In short, I would say yes, this is probably a code smell.

Whether a column is nullable or not is very important and should be determined carefully. The question should be assessed for every column. I am not a believer in a single "best practices" default for NULL. The "best practice" for me is to address the nullability thoroughly during the design and/or refactoring of the table.

To start with, none of your primary key columns are going to be nullable. Then, I strongly lean towards NOT NULL for anything which is a foreign key.

Some other things I consider:

Criteria where NULL should be strongly avoided: money columns - is there really a possibility that this amount will be unknown?

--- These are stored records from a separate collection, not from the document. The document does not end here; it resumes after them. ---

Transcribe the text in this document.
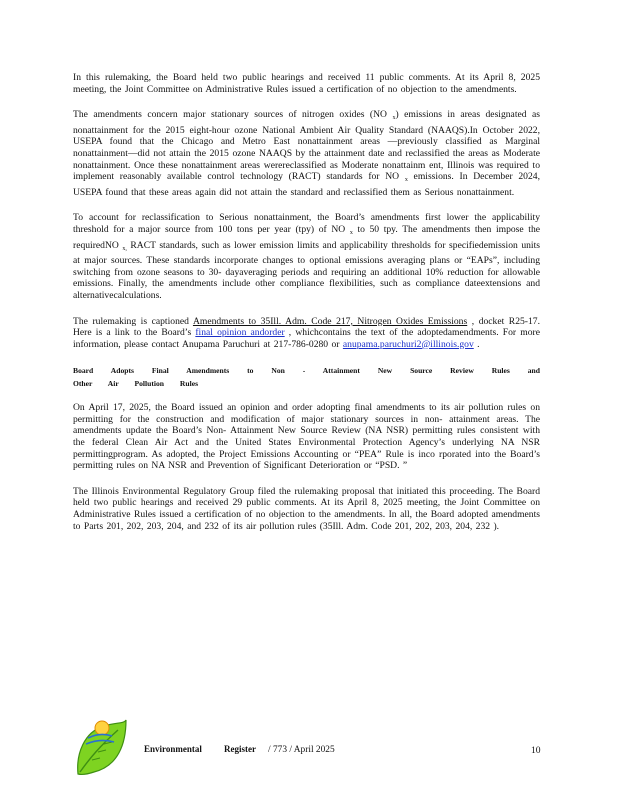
In this rulemaking, the Board held two public hearings and received 11 public comments. At its April 8, 2025 meeting, the Joint Committee on Administrative Rules issued a certification of no objection to the amendments.

The amendments concern major stationary sources of nitrogen oxides (NO $_x$) emissions in areas designated as nonattainment for the 2015 eight-hour ozone National Ambient Air Quality Standard (NAAQS).In October 2022, USEPA found that the Chicago and Metro East nonattainment areas —previously classified as Marginal nonattainment—did not attain the 2015 ozone NAAQS by the attainment date and reclassified the areas as Moderate nonattainment. Once these nonattainment areas werereclassified as Moderate nonattainm ent, Illinois was required to implement reasonably available control technology (RACT) standards for NO $_x$ emissions. In December 2024, USEPA found that these areas again did not attain the standard and reclassified them as Serious nonattainment.

To account for reclassification to Serious nonattainment, the Board’s amendments first lower the applicability threshold for a major source from 100 tons per year (tpy) of NO $_x$ to 50 tpy. The amendments then impose the requiredNO $_{x,}$ RACT standards, such as lower emission limits and applicability thresholds for specifiedemission units at major sources. These standards incorporate changes to optional emissions averaging plans or “EAPs”, including switching from ozone seasons to 30- dayaveraging periods and requiring an additional 10% reduction for allowable emissions. Finally, the amendments include other compliance flexibilities, such as compliance dateextensions and alternativecalculations.

The rulemaking is captioned Amendments to 35Ill. Adm. Code 217, Nitrogen Oxides Emissions , docket R25-17. Here is a link to the Board’s final opinion andorder , whichcontains the text of the adoptedamendments. For more information, please contact Anupama Paruchuri at 217-786-0280 or anupama.paruchuri2@illinois.gov .

Board Adopts Final Amendments to Non - Attainment New Source Review Rules and Other Air Pollution Rules

On April 17, 2025, the Board issued an opinion and order adopting final amendments to its air pollution rules on permitting for the construction and modification of major stationary sources in non- attainment areas. The amendments update the Board’s Non- Attainment New Source Review (NA NSR) permitting rules consistent with the federal Clean Air Act and the United States Environmental Protection Agency’s underlying NA NSR permittingprogram. As adopted, the Project Emissions Accounting or “PEA” Rule is inco rporated into the Board’s permitting rules on NA NSR and Prevention of Significant Deterioration or “PSD. ”

The Illinois Environmental Regulatory Group filed the rulemaking proposal that initiated this proceeding. The Board held two public hearings and received 29 public comments. At its April 8, 2025 meeting, the Joint Committee on Administrative Rules issued a certification of no objection to the amendments. In all, the Board adopted amendments to Parts 201, 202, 203, 204, and 232 of its air pollution rules (35Ill. Adm. Code 201, 202, 203, 204, 232 ).

Environmental Register / 773 / April 2025	10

Criteria where NULL can be justified most frequently: datetime columns - there are no reserved dates, so NULL is effectively your best option

Other data types: char/varchar columns - for codes/identifiers - NOT NULL almost exclusively int columns - mostly NOT NULL unless it's something like "number of children" where you want to distinguish an unknown response.

Cade Roux
A: 

To throw the opposite opinion out there. Every single field in a database should nullable. There is nothing more frustrating than working with a database that on every single insert throws an exception about required this or required that. Nothing should be required.

There is one exception to that, keys. Obviously all primary and foreign keys should be enforced to exist.

It should be the application's job to validate data and the database to simply store and retrieve what you give it. Having it process validation logic even as simple as null or not null makes a project way more complex to maintain for having different rules spread over everything.

Chris Marisic